Arduin war neben seinem Bruder Amadeus einer der Söhne eines Grafen Dado, der möglicherweise Graf von Pombia war. Doch kann die Verwandtschaft mit Graf Adalbert von Pombia nicht erwiesen werden. Der Name seiner Mutter ist nicht überliefert.

Aufgrund lange ungeklärter Anrechte – entweder durch Verwandtschaft oder als einer der Aufsteiger, der homines novi – erlangte er um 990 als Markgraf der Markgrafschaft Ivrea die Nachfolge Konrad Kunos (Corrado Cono) aus dem Geschlecht der Anskarier, später Haus Burgund-Ivrea genannt. Konrad, der dritte Sohn Berengars, starb 990, Dado war sein zweiter Sohn. Anskar I. war von 879 bis 887 Markgraf gewesen. Die nach ihm benannten Anskarier hatten bis dahin bereits zwei Könige Italiens gestellt, nämlich Berengar II. (950–961) und dessen Sohn und Mitregenten Adalbert II. Die beiden Prätendenten waren 966 bzw. 971 gestorben. Arduin war jedoch, wie Giuseppe Sergi anlässlich des tausendsten Jahrestages der Königskrönung erweisen konnte, weder mit den Anskariern noch mit den „marchesi arduinici“ von Turin verwandt. Damit verbanden sich möglicherweise Standesdünkel gegen den homo novus mit Machtkämpfen, die aufgrund eines Paradigmenwechsels im Reich zuungunsten Arduins entschieden wurden.

Arduin war mit Berta verheiratet, „regina nostra dilecta coniunx nostrique regni consors“, wie es in einer Urkunde heißt, in der sich Arduin am 25. März 1002 mit der gängigen Formel „Ardoinus divina favente clemencia rex“ nennt. Über Berta ist kaum etwas bekannt. Das Paar hatte Söhne, doch nur Ardicin tritt ein wenig hervor. Er heiratete eine Tochter Herzog Hugos von Tuszien.

Interne Konflikte, Eingriffe durch Otto III., erste Verurteilung (etwa 990 bis 1001)

Durch seine Politik, sich auf die teilweise unrechtmäßigen oder zumindest umstrittenen Nutznießer von Kirchengut zu stützen, geriet er in Konflikt mit den lokalen Bischöfen, besonders in der Stadt Vercelli.

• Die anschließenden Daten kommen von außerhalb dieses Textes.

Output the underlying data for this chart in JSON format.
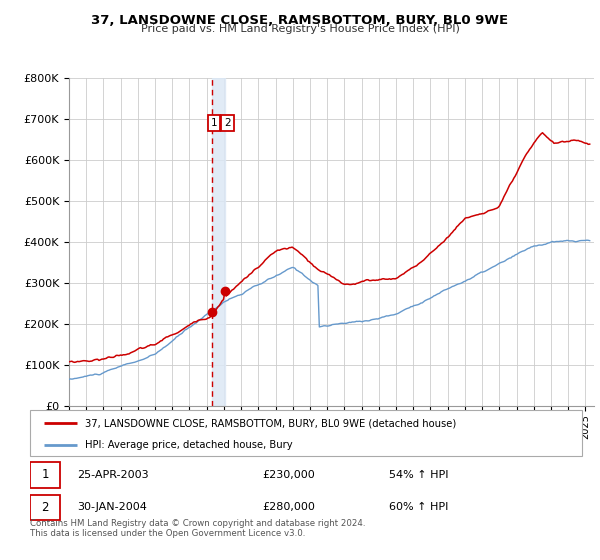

Deren Bischof Petrus von Vercelli wurde von Arduins Anhängern nach wochenlangen Unruhen am 13. Februar 997 ermordet. Arduin verhinderte nicht, dass der Leichnam des Ermordeten in der in Brand gesetzten Kirche mitverbrannte. Arduins zweiter Gegner, Bischof Varmundus von Ivrea, exkommunizierte ihn zwei Mal.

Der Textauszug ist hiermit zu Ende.